Part of Louis Vuitton’s Deep Time collection, the Rupture choker was constructed in tiers, inspired by the Earth’s geology. The middle tier is a yellow-gold gourmette chain set with a yellow triangle-cut Sri Lankan sapphire of 13.81 carats, placed beneath a top row of 33 brilliant-cut zircons weighing 163.71 carats and above a bottom row of 15 oval-cut Mexican opals weighing 32.77 carats. Each tier is detachable and could be worn separately.
“Rupture is a powerful statement,” Ms. Amfitheatrof wrote in an email. “Not often do you get to describe a piece of high jewelry as being cool. Rupture is just that, it has a devil-may-care attitude.”
To mark almost two decades at Pomellato, Vincenzo Castaldo, creative director of the Milan-based house, wove chains into an anniversary collection called Ode to Milan, designed to tell the tale of the brand’s gold smithing heritage.
“Chains are the calligraphy of Pomellato and a foundation of our identity,” Mr. Castaldo said. “Our chain expertise starts with a simple metal wire that we twist in infinite ways. We look for modernity in our chain designs by experimenting with link shapes and sizes to create different compositions with irregular rhythms.”

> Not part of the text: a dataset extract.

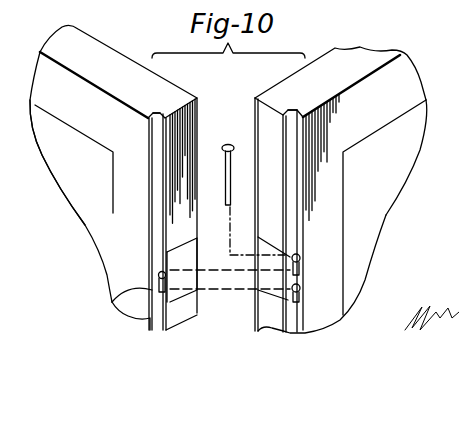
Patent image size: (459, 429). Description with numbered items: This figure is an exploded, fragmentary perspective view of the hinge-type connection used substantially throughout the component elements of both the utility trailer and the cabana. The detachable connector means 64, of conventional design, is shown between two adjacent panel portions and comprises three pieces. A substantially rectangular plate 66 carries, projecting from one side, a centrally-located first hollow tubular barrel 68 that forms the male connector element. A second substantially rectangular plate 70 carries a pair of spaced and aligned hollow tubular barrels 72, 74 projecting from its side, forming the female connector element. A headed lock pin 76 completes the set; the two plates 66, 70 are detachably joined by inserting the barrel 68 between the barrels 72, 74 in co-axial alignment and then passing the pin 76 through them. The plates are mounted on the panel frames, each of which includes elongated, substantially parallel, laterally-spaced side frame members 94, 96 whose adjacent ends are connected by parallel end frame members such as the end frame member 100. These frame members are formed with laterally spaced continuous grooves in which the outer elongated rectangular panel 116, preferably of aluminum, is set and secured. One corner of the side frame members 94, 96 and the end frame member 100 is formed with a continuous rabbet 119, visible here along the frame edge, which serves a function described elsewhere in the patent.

In the one-off Catene Milano necklace, Mr. Castaldo combined repetition and change to create a chain necklace in rose gold set with 14.31 carats of diamonds, which could be worn as a necktie or a sautoir (long necklace), thanks to an adjustable clasp. Its diamond-set pendant, itself designed to resemble a chain link, “gives it an urban, industrial flair,” Mr. Castaldo said, and makes it “wearable by everyone.”
Dior turned a signature motif — Christian Dior’s initials — into the links of a graphic chain-inspired collection, called Color Dior and first introduced in 2022. An addition this year was a double ring that can be transformed into a pendant by placing it on a chain. A rose gold version was enhanced with touches of black and white lacquer, while the yellow gold ring has shades of turquoise and navy.
Catherine Zadeh, an independent fine jewelry designer based in New York who started creating men’s jewelry in 1995, broadened her approach recently with chain-link pieces that marry yellow gold to blackened silver, designed to bridge the gender divide.
“The Fiero chain necklace has oval shaped links with blackened crevasses that add texture, depth and character to this piece,” Ms. Zadeh said. “It has a subtle masculine edge, but you can stack it with a contrasting gold chain for more unisex appeal.”
And, she said, the Fiero sautoir was designed to appeal to anyone. “A lot of men today are wearing chain-link sautoirs,” Ms. Zadeh said. “My husband may not, but someone with the sartorial sense of Harry Styles would.”
Also using chains to evoke “both feminine and masculine vibes,” the Athens-based designer Nikos Koulis has turned to blackened or brushed gold chains, some set with precious stones.
“These pieces are about balance between rich and plain, feminine and masculine, tough and soft, confident and steady,” Mr. Koulis wrote in an email. “My chains are connectors. They have a delicate austerity to them, but they are timeless.”